Du point de vue géopolitique global, pendant ces dix années, le phénomène dominant est l’affirmation désormais au grand jour des ambitions chinoises.
Sous la houlette renforcée du Parti Communiste et de son chef incontesté Xi Jinping, le plus grand pays du monde entend avoir dépassé les Etats-Unis avant la commémoration du centenaire de la République Populaire en 2049. D’ici-là, il veillera sur ses intérêts nationaux aussi scrupuleusement que les Etats-Unis sur les leurs. Il s’efforcera de faire évoluer à son avantage les règles du jeu planétaire définies au lendemain de la Seconde Guerre mondiale, ce qui n ’ira pas sans friction. Principalement en raison de la montée de la Chine, la troisième puissance économique du monde s’apprête aussi, sous l’autorité du premier ministre Shinzo Abe, à retrouver la plénitude des attributs de la puissance. Chacun a conscience qu’en Asie de l’Est, l’avenir immédiat se joue à propos de la Corée du Nord, avec comme autres principaux acteurs la Chine, les Etats-Unis, le Japon, la Corée du Sud, mais aussi la Russie.
Je viens d’évoquer la Russie. La première édition de la WPC avait donné l’occasion à Dimitri Medvedev et Nicolas Sarkozy, les présidents russe et français de l’époque, de finaliser un accord portant sur la Géorgie, un des points chauds dans le contexte post-soviétique.

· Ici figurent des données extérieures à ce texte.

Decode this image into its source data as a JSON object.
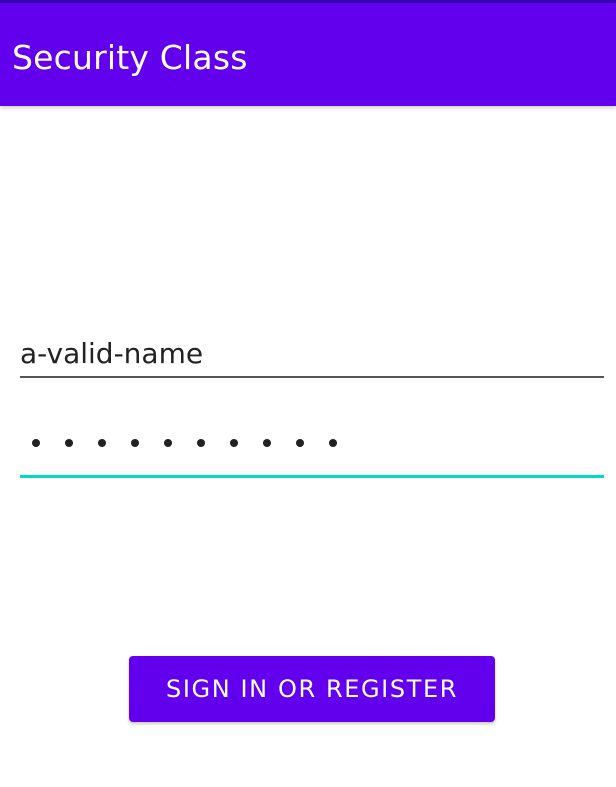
{
  "app_bar": {
    "title": "Security Class",
    "background_color": "#6200EE"
  },
  "form": {
    "username": {
      "value": "a-valid-name"
    },
    "password": {
      "masked_length": 10,
      "focused_underline_color": "#03DAC5"
    }
  },
  "primary_button": {
    "label": "SIGN IN OR REGISTER",
    "background_color": "#6200EE"
  }
}
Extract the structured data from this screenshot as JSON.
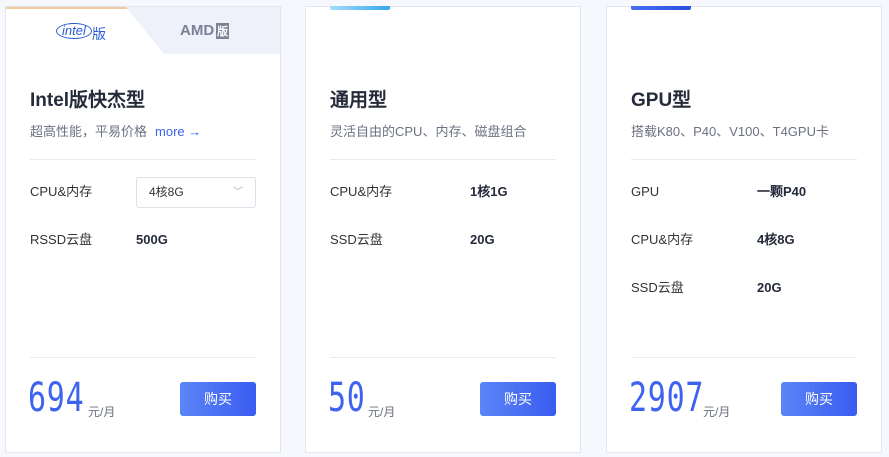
{
  "cards": [
    {
      "tabs": {
        "intel_logo": "intel",
        "intel_suffix": "版",
        "amd_logo": "AMD",
        "amd_suffix": "版"
      },
      "title": "Intel版快杰型",
      "subtitle": "超高性能，平易价格",
      "more": "more →",
      "specs": [
        {
          "label": "CPU&内存",
          "value": "4核8G"
        },
        {
          "label": "RSSD云盘",
          "value": "500G"
        }
      ],
      "price": "694",
      "unit": "元/月",
      "buy": "购买"
    },
    {
      "title": "通用型",
      "subtitle": "灵活自由的CPU、内存、磁盘组合",
      "specs": [
        {
          "label": "CPU&内存",
          "value": "1核1G"
        },
        {
          "label": "SSD云盘",
          "value": "20G"
        }
      ],
      "price": "50",
      "unit": "元/月",
      "buy": "购买"
    },
    {
      "title": "GPU型",
      "subtitle": "搭载K80、P40、V100、T4GPU卡",
      "specs": [
        {
          "label": "GPU",
          "value": "一颗P40"
        },
        {
          "label": "CPU&内存",
          "value": "4核8G"
        },
        {
          "label": "SSD云盘",
          "value": "20G"
        }
      ],
      "price": "2907",
      "unit": "元/月",
      "buy": "购买"
    }
  ],
  "colors": {
    "accent": "#3d63f0"
  }
}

Depuis, la tension entre la Russie et les pays occidentaux s’est considérablement aggravée avec l’enjeu de l’Ukraine. Certains n’ont pas compris, ou pas voulu comprendre, que la fin de l’Union Soviétique fut aussi celle de l’empire Russe. Or les effets de la chute d’un empire se font sentir sur une très longue période, surtout quand l’événement a r ouvert par ailleurs des plaies non cicatrisées, en l’occurrence depuis la fin de la première guerre mondiale.
C’est pourquoi la décennie écoulée a vu renaître une forme de guerre froide. Celle-ci a poussé Moscou du côté de Pékin et l’a encouragé à jouer son propre jeu au Moyen-Orient, en même temps que l’Iran regardait aussi vers la Chine avec un intérêt croissant. Naturellement, la Chine entend utiliser ces circonstances favorables pour avancer son projet de nouvelles routes de la soie et en particulier prendre pied au Moyen-Orient.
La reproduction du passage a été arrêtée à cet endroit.